Only an individual use can assess what is the best option in their case. But running the see snapshot to get that new feature it sorted device will come with the risk if running untested software.

It has been discussed. We can hope it goes farther than just discussion.

Kim_Andersen · July 5, 2019, 10:16am

I believe this is where the “testing” phase is quite challenged…
Question is, how long do you test? What kind of testing?
In my opinion, this is often a short term testing period. But how do you know if there is a need of a longer test period?
A smart home system is not just a question about, if things can start… A smart home system will have to be stable in a long period as well…
For bindings, I guess a short term test could be enough.
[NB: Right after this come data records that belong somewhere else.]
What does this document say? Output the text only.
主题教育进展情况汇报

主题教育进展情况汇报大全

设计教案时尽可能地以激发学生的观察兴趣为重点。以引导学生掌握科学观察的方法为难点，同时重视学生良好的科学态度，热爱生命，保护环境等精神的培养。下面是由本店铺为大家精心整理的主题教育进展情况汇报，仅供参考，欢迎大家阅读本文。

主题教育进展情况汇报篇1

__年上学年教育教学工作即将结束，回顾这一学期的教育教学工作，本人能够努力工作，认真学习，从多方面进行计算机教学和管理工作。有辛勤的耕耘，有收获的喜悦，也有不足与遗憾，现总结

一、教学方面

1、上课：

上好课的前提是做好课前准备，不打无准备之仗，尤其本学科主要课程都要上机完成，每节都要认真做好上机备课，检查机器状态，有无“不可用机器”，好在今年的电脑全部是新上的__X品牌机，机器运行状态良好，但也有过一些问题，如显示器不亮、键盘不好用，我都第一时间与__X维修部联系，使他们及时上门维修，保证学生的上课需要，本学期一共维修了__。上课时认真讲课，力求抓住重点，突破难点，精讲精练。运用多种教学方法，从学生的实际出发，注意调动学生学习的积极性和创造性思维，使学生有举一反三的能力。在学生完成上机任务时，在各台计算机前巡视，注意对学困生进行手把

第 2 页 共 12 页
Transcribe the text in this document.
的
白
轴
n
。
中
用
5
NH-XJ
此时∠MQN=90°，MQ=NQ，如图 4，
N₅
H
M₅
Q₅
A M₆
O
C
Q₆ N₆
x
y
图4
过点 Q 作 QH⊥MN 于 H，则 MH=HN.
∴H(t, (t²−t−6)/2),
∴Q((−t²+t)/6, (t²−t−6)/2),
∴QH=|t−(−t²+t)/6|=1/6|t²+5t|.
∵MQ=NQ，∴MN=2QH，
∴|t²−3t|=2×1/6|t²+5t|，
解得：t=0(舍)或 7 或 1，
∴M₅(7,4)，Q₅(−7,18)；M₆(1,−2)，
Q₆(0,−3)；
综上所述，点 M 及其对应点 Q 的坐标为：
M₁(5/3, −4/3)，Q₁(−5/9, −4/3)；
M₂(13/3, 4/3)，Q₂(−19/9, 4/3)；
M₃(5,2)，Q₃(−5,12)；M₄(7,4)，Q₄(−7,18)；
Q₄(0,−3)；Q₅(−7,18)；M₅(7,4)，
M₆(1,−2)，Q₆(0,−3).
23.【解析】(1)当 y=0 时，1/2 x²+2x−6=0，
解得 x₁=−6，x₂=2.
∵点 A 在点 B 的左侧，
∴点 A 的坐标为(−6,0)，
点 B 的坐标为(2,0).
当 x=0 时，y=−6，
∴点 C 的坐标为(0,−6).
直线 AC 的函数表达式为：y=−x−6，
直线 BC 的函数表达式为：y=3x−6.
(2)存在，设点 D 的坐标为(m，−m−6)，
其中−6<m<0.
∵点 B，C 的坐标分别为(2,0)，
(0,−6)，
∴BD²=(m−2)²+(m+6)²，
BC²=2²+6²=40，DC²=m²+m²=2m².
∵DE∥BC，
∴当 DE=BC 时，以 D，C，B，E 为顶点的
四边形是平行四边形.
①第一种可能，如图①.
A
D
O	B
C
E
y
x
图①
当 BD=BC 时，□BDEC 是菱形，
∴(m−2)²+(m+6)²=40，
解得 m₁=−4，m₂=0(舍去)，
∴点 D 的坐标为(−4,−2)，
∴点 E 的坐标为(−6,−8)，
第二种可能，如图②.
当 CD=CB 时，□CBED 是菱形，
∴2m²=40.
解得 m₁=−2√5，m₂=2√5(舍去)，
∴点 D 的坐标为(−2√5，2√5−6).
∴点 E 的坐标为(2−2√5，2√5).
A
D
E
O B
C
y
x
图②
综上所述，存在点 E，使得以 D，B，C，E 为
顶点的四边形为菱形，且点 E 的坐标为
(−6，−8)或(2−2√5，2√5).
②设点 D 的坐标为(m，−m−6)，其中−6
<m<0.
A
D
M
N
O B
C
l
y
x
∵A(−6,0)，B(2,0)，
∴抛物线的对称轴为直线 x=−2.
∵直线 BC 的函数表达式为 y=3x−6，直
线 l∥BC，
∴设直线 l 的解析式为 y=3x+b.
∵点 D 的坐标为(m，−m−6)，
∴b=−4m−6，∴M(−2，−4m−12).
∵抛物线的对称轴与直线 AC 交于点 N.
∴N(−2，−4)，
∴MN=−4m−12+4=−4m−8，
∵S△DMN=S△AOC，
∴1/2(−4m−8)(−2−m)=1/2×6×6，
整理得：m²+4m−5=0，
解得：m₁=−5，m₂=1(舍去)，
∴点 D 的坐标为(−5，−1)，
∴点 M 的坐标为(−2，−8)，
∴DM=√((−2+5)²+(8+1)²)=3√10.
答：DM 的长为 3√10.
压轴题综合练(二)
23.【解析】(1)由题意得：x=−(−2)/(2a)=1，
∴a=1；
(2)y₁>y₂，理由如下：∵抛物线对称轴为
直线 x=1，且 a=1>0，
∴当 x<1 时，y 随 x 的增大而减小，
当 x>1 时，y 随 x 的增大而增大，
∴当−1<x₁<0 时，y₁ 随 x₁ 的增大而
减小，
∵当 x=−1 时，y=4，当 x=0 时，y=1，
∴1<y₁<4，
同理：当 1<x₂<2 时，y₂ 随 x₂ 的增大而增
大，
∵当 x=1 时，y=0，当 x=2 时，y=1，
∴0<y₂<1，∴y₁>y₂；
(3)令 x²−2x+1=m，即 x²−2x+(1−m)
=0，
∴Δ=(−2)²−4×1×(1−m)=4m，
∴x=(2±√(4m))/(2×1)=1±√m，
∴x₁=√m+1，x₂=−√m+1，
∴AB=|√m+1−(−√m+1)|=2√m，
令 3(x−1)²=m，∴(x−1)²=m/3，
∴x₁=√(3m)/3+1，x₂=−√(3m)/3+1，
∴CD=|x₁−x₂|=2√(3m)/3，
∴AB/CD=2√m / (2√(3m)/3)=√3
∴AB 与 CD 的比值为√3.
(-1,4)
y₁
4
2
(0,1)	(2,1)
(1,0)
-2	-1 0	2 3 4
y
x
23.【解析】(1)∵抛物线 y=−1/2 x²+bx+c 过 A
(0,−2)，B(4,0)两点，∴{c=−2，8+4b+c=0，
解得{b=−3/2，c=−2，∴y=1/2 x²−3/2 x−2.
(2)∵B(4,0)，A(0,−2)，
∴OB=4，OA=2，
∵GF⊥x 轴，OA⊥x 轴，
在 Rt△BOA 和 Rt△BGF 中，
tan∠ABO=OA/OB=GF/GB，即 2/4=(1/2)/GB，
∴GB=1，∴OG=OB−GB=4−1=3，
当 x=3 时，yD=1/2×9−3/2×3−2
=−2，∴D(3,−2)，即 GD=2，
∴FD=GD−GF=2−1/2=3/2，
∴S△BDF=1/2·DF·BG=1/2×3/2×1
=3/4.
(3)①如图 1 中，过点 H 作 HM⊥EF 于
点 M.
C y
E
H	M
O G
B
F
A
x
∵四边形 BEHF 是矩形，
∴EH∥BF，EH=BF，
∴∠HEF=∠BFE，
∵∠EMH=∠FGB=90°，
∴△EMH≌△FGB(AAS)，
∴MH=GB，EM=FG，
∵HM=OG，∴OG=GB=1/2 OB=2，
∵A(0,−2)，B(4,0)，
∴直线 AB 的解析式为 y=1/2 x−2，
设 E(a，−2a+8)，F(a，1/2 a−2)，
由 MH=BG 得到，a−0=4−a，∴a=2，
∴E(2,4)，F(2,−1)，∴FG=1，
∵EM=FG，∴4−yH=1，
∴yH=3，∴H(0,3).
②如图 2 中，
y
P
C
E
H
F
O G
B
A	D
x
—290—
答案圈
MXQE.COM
But for the core, I would assume a longer term is needed.

At least thats my opinion.

rlkoshak · July 5, 2019, 4:10pm

This comes down to personal preference and appetite for risk I think. I believe some users will run the testing version for days or a week, particularly if they are looking to see if a rare or accumulative bug (e.g. memory leak) has been fixed or not.

I usually run it long enough to see if there are changes needed to my configs or any immediate errors. If it’s a big upgrade (e.g. from M1 to M2) I’ll let it run for a day to make sure stuff like Astro are still working as expected. Then I’ll switch over if all worked well. If not I’ll revert back and start watching the issues and merges to see if my problem was reported (if not I’ll file an issue) and when the problem is fixed. In my case pretty much all the Rules will run through most of their execution paths in a typical day.

The specific testing I do is to just let OH run with my config. Others have set up a whole unit testing framework and extensive testing Rules. It all depend on how much down time you can afford on your production server if you do run into problems.

But remember, part of what makes this work is the ease of going back to the previous known good version. So if you do some quick tests at first and decide it’s safe to run as production and then later, maybe a week later, discover a memory leak or something, it’s still easy for you to go back. But please file an issue on the testing version and keep it around to help debug and discover the cause of the problem.

Actually, the core is probably the least of our problems. If there is a problem in the core it will make itself known almost immediately. It’s the bindings where most of the subtle problems seem to appear.

But, because this is software that isn’t developed under some CMMI Level 5 development process like is used by NASA to write code upon which lives depend, every day that we are running OH is a test. Just by running OH to drive your home automation you are testing the software. That’s the nature of software. And to be honest, this is why I cringe every time I see someone using openHAB (or any other home automation system) to drive a commercial or industrial process. The kind of rigor in development and testing is simply impossible in an open source project and affordable for the commercial offerings.

matt1 · July 5, 2019, 11:44pm

I run tests on the weekend whilst I am home and able to look at any issues that crop up. Then come Monday I put the known working system back in place and head back to work so I don’t get an angry frustrated wife calling. This is key if you are married and want $1000+ to buy some new automation toy Testing that I do usually is targeted, I look at the changed list (release notes) and then attack those areas that have changed in areas that I need to be stable and look for an issue by just using it.

Docker, Proxmox or make a copy of your uSD /SSD to a second drive, whatever works at giving you the ability to flick to a test setup and back to your known good setup quickly and pain free.